The women followed her lead, some shouting the martial arts cry louder than others.
The workshops launched by Abdelhamid for women are among a number of similar classes around the United States that have sprung up as Muslims perceive themselves to be under increasing threat.
The feeling has intensified with Republican presidential candidate Donald Trump's call in December to ban Muslims from entering the country.
"You can be attacked at any point. You can be pushed off ... of a subway ledge," said Abdelhamid. She added that headscarves and the hijab can sometimes turn Muslim women into targets.

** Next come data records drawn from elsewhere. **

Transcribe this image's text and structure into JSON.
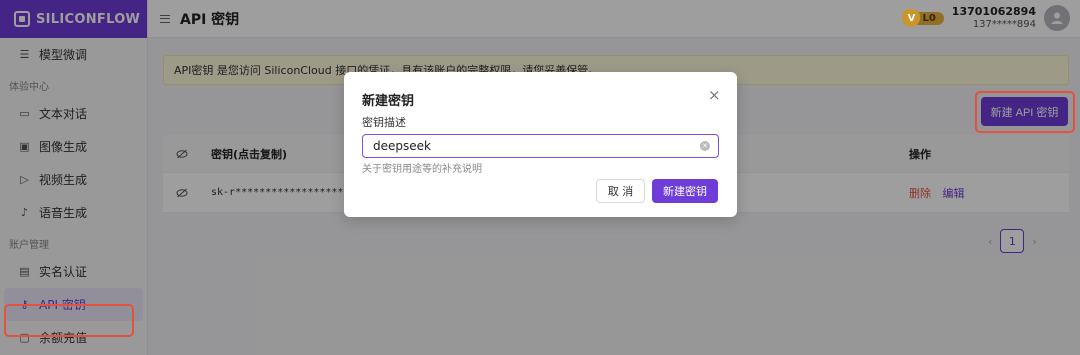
{
  "brand": {
    "logo_text": "SILICONFLOW"
  },
  "topbar": {
    "title": "API 密钥",
    "level": "L0",
    "user_phone": "13701062894",
    "user_masked": "137*****894"
  },
  "sidebar": {
    "items": [
      {
        "label": "模型微调",
        "icon": "sliders-icon"
      },
      {
        "section": "体验中心"
      },
      {
        "label": "文本对话",
        "icon": "chat-icon"
      },
      {
        "label": "图像生成",
        "icon": "image-icon"
      },
      {
        "label": "视频生成",
        "icon": "video-icon"
      },
      {
        "label": "语音生成",
        "icon": "mic-icon"
      },
      {
        "section": "账户管理"
      },
      {
        "label": "实名认证",
        "icon": "id-card-icon"
      },
      {
        "label": "API 密钥",
        "icon": "key-icon",
        "active": true
      },
      {
        "label": "余额充值",
        "icon": "wallet-icon"
      }
    ]
  },
  "main": {
    "notice": "API密钥 是您访问 SiliconCloud 接口的凭证，具有该账户的完整权限，请您妥善保管。",
    "new_key_button": "新建 API 密钥",
    "table": {
      "headers": {
        "key": "密钥(点击复制)",
        "ops": "操作"
      },
      "rows": [
        {
          "key": "sk-r****************************",
          "delete": "删除",
          "edit": "编辑"
        }
      ]
    },
    "pagination": {
      "current": "1",
      "prev": "‹",
      "next": "›"
    }
  },
  "modal": {
    "title": "新建密钥",
    "close": "×",
    "field_label": "密钥描述",
    "field_value": "deepseek",
    "field_hint": "关于密钥用途等的补充说明",
    "cancel": "取 消",
    "confirm": "新建密钥"
  },
  "colors": {
    "accent": "#6e3cd7",
    "danger": "#e2533f",
    "highlight_box": "#e2533f"
  }
}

One of the women in the class, Kristin Garrity Sekerci, an American convert to Islam, said she wanted to be able to defend herself if she were attacked.
"You stand out. It's not fair, but it's the reality. And you have to equip yourself to be able to face that," said Garrity Sekerci, who works with the Islamophobia-tracking Bridge Initiative at Washington's Georgetown University.
Muslim advocacy groups like the Council on American-Islamic Relations (CAIR) say anti-Muslim bias crimes in the United States have tripled since attacks by Islamic militants in Paris in November and shootings by Muslim extremists in San Bernardino, California, in December.
About 80 percent of the victims in such incidents are women, CAIR officials say.
"There really is a need for Muslim women to protect themselves in this society," said CAIR spokesman Ibrahim Hooper.
The Bridge Initiative says Muslims in the United States are five times more likely to be the victim of a hate crime than they were before the Sept. 11, 2001, attacks.
The women in Abdelhamid's class included a young Palestinian who works at the Pentagon and a middle-aged Yemeni who is learning English.
"You just feel this rush of adrenaline in your body and you just want to conquer the world," Hind Essayegh, a native of Afghanistan, said after the class. "It's really empowering."